Bahlil Dorong Intervensi Teknologi di Sumur Tua untuk Swasembada Energi

Jumat, 20 Februari 2026 | 10:42:02 WIB
Bahlil Dorong Intervensi Teknologi di Sumur Tua untuk Swasembada Energi

JAKARTA - Menteri Energi dan Sumber Daya Mineral (ESDM), Bahlil Lahadalia, baru-baru ini mengungkapkan rencana besar untuk mengintervensi produksi sumur minyak tua di Indonesia dengan menggunakan teknologi modern. Langkah tersebut diambil dalam rangka mendukung target Indonesia untuk mencapai swasembada energi. 

Bahlil menekankan bahwa tanpa adanya terobosan dalam pengelolaan sumber daya energi, Indonesia akan kesulitan untuk mencapai ketahanan energi yang diinginkan.

"Sumber daya energi yang ada harus dikelola dengan inovasi. Sumur-sumur tua ini mau tidak mau harus diintervensi lewat teknologi," kata Bahlil.

Rencana ini mengarah pada modernisasi dan optimalisasi sumur minyak tua yang selama ini tidak maksimal produksinya. 

Dengan langkah ini, pemerintah berharap bisa meningkatkan produksi minyak nasional, yang pada akhirnya mengurangi ketergantungan Indonesia terhadap impor energi.

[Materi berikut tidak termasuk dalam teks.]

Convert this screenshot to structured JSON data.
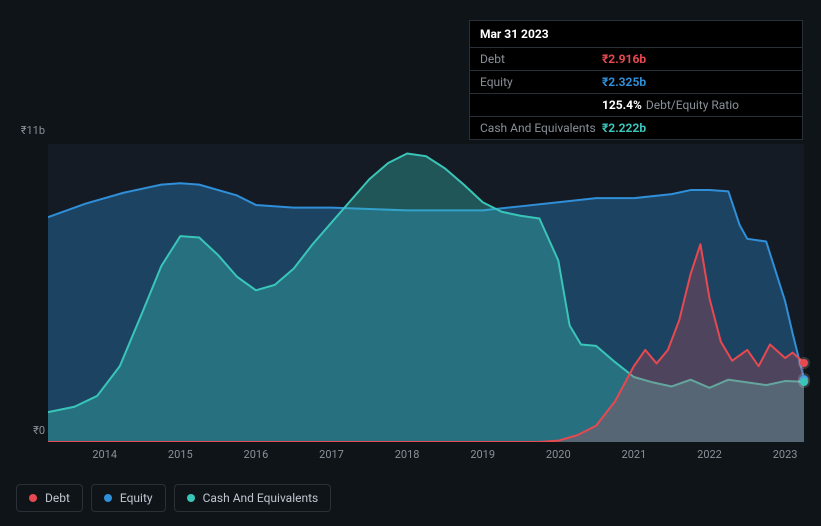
{
  "tooltip": {
    "date": "Mar 31 2023",
    "rows": [
      {
        "label": "Debt",
        "value": "₹2.916b",
        "color": "#e8484f"
      },
      {
        "label": "Equity",
        "value": "₹2.325b",
        "color": "#2f8fd8"
      },
      {
        "label": "",
        "value": "125.4%",
        "suffix": "Debt/Equity Ratio",
        "color": "#ffffff"
      },
      {
        "label": "Cash And Equivalents",
        "value": "₹2.222b",
        "color": "#39c6b9"
      }
    ]
  },
  "chart": {
    "type": "area",
    "background_color": "#151b24",
    "page_bg": "#0f1419",
    "ylabel_top": "₹11b",
    "ylabel_bottom": "₹0",
    "ylim": [
      0,
      11
    ],
    "xlim": [
      2013.25,
      2023.25
    ],
    "x_ticks": [
      2014,
      2015,
      2016,
      2017,
      2018,
      2019,
      2020,
      2021,
      2022,
      2023
    ],
    "series": [
      {
        "name": "Equity",
        "color": "#2f8fd8",
        "fill_opacity": 0.35,
        "line_width": 2,
        "points": [
          [
            2013.25,
            8.3
          ],
          [
            2013.75,
            8.8
          ],
          [
            2014.25,
            9.2
          ],
          [
            2014.75,
            9.5
          ],
          [
            2015.0,
            9.55
          ],
          [
            2015.25,
            9.5
          ],
          [
            2015.75,
            9.1
          ],
          [
            2016.0,
            8.75
          ],
          [
            2016.5,
            8.65
          ],
          [
            2017.0,
            8.65
          ],
          [
            2017.5,
            8.6
          ],
          [
            2018.0,
            8.55
          ],
          [
            2018.5,
            8.55
          ],
          [
            2019.0,
            8.55
          ],
          [
            2019.5,
            8.7
          ],
          [
            2020.0,
            8.85
          ],
          [
            2020.5,
            9.0
          ],
          [
            2021.0,
            9.0
          ],
          [
            2021.5,
            9.15
          ],
          [
            2021.75,
            9.3
          ],
          [
            2022.0,
            9.3
          ],
          [
            2022.25,
            9.25
          ],
          [
            2022.4,
            8.0
          ],
          [
            2022.5,
            7.5
          ],
          [
            2022.75,
            7.4
          ],
          [
            2023.0,
            5.2
          ],
          [
            2023.1,
            4.0
          ],
          [
            2023.25,
            2.325
          ]
        ]
      },
      {
        "name": "Cash And Equivalents",
        "color": "#39c6b9",
        "fill_opacity": 0.35,
        "line_width": 2,
        "points": [
          [
            2013.25,
            1.1
          ],
          [
            2013.6,
            1.3
          ],
          [
            2013.9,
            1.7
          ],
          [
            2014.2,
            2.8
          ],
          [
            2014.5,
            4.8
          ],
          [
            2014.75,
            6.5
          ],
          [
            2015.0,
            7.6
          ],
          [
            2015.25,
            7.55
          ],
          [
            2015.5,
            6.9
          ],
          [
            2015.75,
            6.1
          ],
          [
            2016.0,
            5.6
          ],
          [
            2016.25,
            5.8
          ],
          [
            2016.5,
            6.4
          ],
          [
            2016.75,
            7.3
          ],
          [
            2017.0,
            8.1
          ],
          [
            2017.25,
            8.9
          ],
          [
            2017.5,
            9.7
          ],
          [
            2017.75,
            10.3
          ],
          [
            2018.0,
            10.65
          ],
          [
            2018.25,
            10.55
          ],
          [
            2018.5,
            10.1
          ],
          [
            2018.75,
            9.5
          ],
          [
            2019.0,
            8.85
          ],
          [
            2019.25,
            8.5
          ],
          [
            2019.5,
            8.35
          ],
          [
            2019.75,
            8.25
          ],
          [
            2020.0,
            6.7
          ],
          [
            2020.15,
            4.3
          ],
          [
            2020.3,
            3.6
          ],
          [
            2020.5,
            3.55
          ],
          [
            2020.75,
            2.95
          ],
          [
            2021.0,
            2.4
          ],
          [
            2021.25,
            2.2
          ],
          [
            2021.5,
            2.05
          ],
          [
            2021.75,
            2.3
          ],
          [
            2022.0,
            2.0
          ],
          [
            2022.25,
            2.3
          ],
          [
            2022.5,
            2.2
          ],
          [
            2022.75,
            2.1
          ],
          [
            2023.0,
            2.25
          ],
          [
            2023.25,
            2.222
          ]
        ]
      },
      {
        "name": "Debt",
        "color": "#e8484f",
        "fill_opacity": 0.25,
        "line_width": 2,
        "points": [
          [
            2013.25,
            0
          ],
          [
            2019.75,
            0
          ],
          [
            2020.0,
            0.05
          ],
          [
            2020.25,
            0.25
          ],
          [
            2020.5,
            0.6
          ],
          [
            2020.75,
            1.5
          ],
          [
            2021.0,
            2.8
          ],
          [
            2021.15,
            3.4
          ],
          [
            2021.3,
            2.9
          ],
          [
            2021.45,
            3.4
          ],
          [
            2021.6,
            4.5
          ],
          [
            2021.75,
            6.2
          ],
          [
            2021.88,
            7.3
          ],
          [
            2022.0,
            5.3
          ],
          [
            2022.15,
            3.7
          ],
          [
            2022.3,
            3.0
          ],
          [
            2022.5,
            3.4
          ],
          [
            2022.65,
            2.8
          ],
          [
            2022.8,
            3.6
          ],
          [
            2023.0,
            3.1
          ],
          [
            2023.1,
            3.3
          ],
          [
            2023.25,
            2.916
          ]
        ]
      }
    ],
    "end_marker_x": 2023.25
  },
  "legend": {
    "items": [
      {
        "name": "Debt",
        "color": "#e8484f"
      },
      {
        "name": "Equity",
        "color": "#2f8fd8"
      },
      {
        "name": "Cash And Equivalents",
        "color": "#39c6b9"
      }
    ]
  }
}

Masalah Sumur Minyak yang Tidak Aktif

Saat ini, Indonesia memiliki sekitar 39.000 hingga 40.000 sumur minyak, namun hanya sekitar 17.000 hingga 18.000 sumur yang beroperasi secara maksimal. Kondisi ini jelas menjadi salah satu tantangan besar dalam sektor energi Indonesia. Banyaknya sumur yang sudah tidak aktif, atau yang biasa disebut dengan "idle wells", menjadi masalah karena produksi migas nasional tidak optimal.

“Sebagian besar sumur-sumur tersebut sudah berusia tua, sehingga kapasitas produksinya menurun. Namun, kami akan bekerja sama dengan pihak terkait untuk mengoptimalkan kembali potensi sumur-sumur tersebut," ujar Bahlil. 

Intervensi teknologi diharapkan bisa memperpanjang usia operasional sumur-sumur tersebut dan meningkatkan produksi migas.

Rencana Modernisasi dan Ekspansi Eksplorasi Migas

Selain melakukan intervensi pada sumur-sumur tua, pemerintah juga berencana untuk mempercepat eksplorasi sumur-sumur yang termasuk dalam rencana pengembangan lapangan (plan of development/POD). Program ini bertujuan untuk menggali potensi migas yang belum tergali secara optimal. 

Melalui pengembangan lapangan yang terencana, diharapkan Indonesia dapat mengoptimalkan sumber daya alam yang ada untuk memenuhi kebutuhan energi dalam negeri.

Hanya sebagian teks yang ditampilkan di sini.